Calculating Years Lost, to Men and Women
According to the US Centers for Disease Control (CDC), smoking is the single biggest preventable cause of disease and death in the United States, and in many other countries, too. It's also one of the largest public health threats the world has ever faced, says the World Health Organization (WHO). But how many years are lost, in each person who smokes?
A few different studies have quantified the price smokers pay, in lost years of life.
Mortality of men who smoke: A ground-breaking prospective study involved more than 34,000 male British doctors, recruited in 1951 and tracked over the following five decades. The results: long-term smokers died about ten years younger than similar men who had never smoked. Led by Richard Doll, a professor of medicine at Oxford University in the United Kingdom, the study's 50-year results were published in the British Medical Journal in 2004.

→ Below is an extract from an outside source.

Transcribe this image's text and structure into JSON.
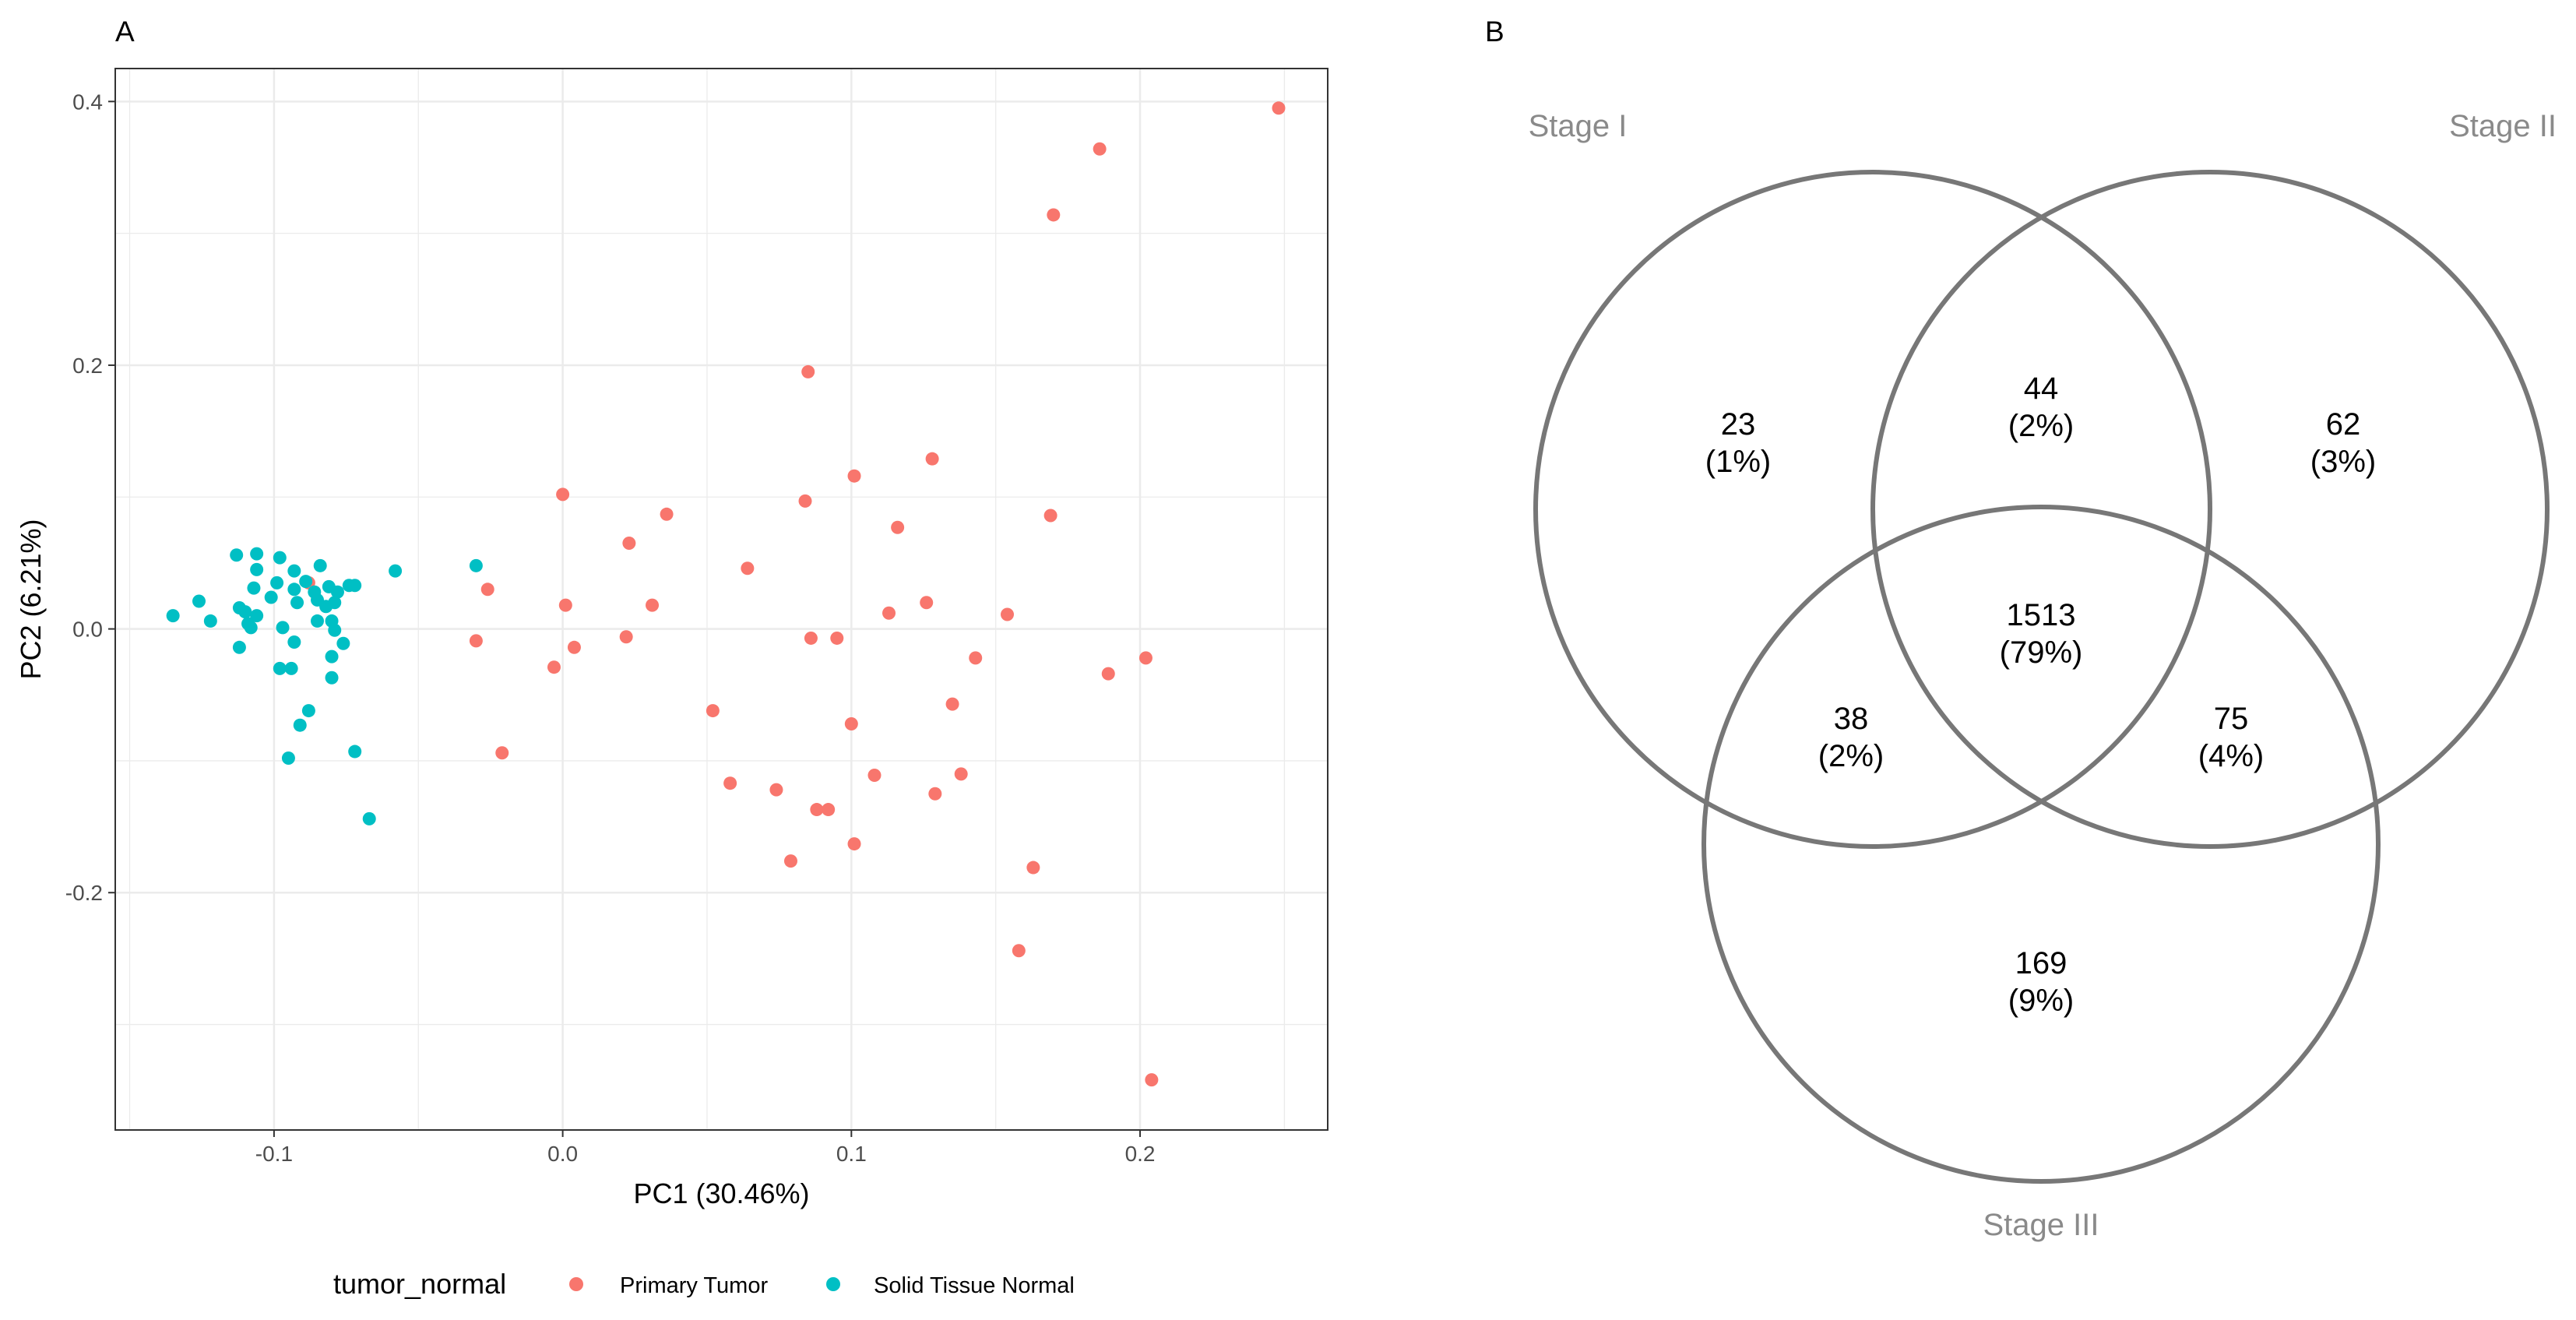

Mortality of women who smoke: A 2012 review published in The Lancet examined the mortality cost of smoking on more than a million women in the United Kingdom over a 12-year period. Led by epidemiologist Kirstin Pirie (also of Oxford University), the team writes that it wasn't until the early 21st century that the full effects of long-term smoking could be assessed in women, because heavy tobacco use peaked so much later for them, compared with men.
Pirie's team found that among the almost 1.2 million women studied, those who continued to smoke throughout their lives lost an average of about 11 years of lifespan, when compared with similar women who'd never smoked.
In each review, the primary causes of death were directly related to tobacco use, and included lung cancer, respiratory conditions like chronic obstructive pulmonary disease (COPD), and heart disease, among others. The Centers for Disease Control state unequivocally that smoking causes death; these study findings indicate causation, not simple correlation between tobacco and earlier mortality.
While the dangers of smoking are immense, the benefits of quitting are also substantial. Each of these studies, like many others, have suggested that the risks of tobacco use diminish, the earlier a smoker quits. For example, both investigations found that if a smoker stops before the age of 30, almost all (97% for women) of the excess mortality caused by smoking is eliminated. Quitting before the age of 40 reduced the excess mortality by 90% in Pirie's study, and gained men an extra 9 years of life in Doll's review. Even men who quit smoking at age 60 gained 3 years of additional life span when compared to male physicians who continued to smoke.
Women quitting as late as the age of 54 were able to avoid about two-thirds of the excess mortality experienced among smokers who stuck with their habit.
Doll R, Peto R, Boreham J, Sutherland I. Mortality in relation to smoking:
50 years’ observations on male British doctors. BMJ 2004; 328: 1519–27.
Kirstin Pirie, Richard Peto, Gillian K Reeves, Jane Green, Valerie Beral, “The 21st century hazards of smoking and benefits of stopping: a prospective study of one million women in the UK.” The Lancet. Published online October 27, 2012.
The Burden of Tobacco Use. US Centers for Disease Control Public Information Sheet. Accessed November 12, 2012.
Tobacco. World Health Organization Fact Sheet. Accessed November 12, 2012.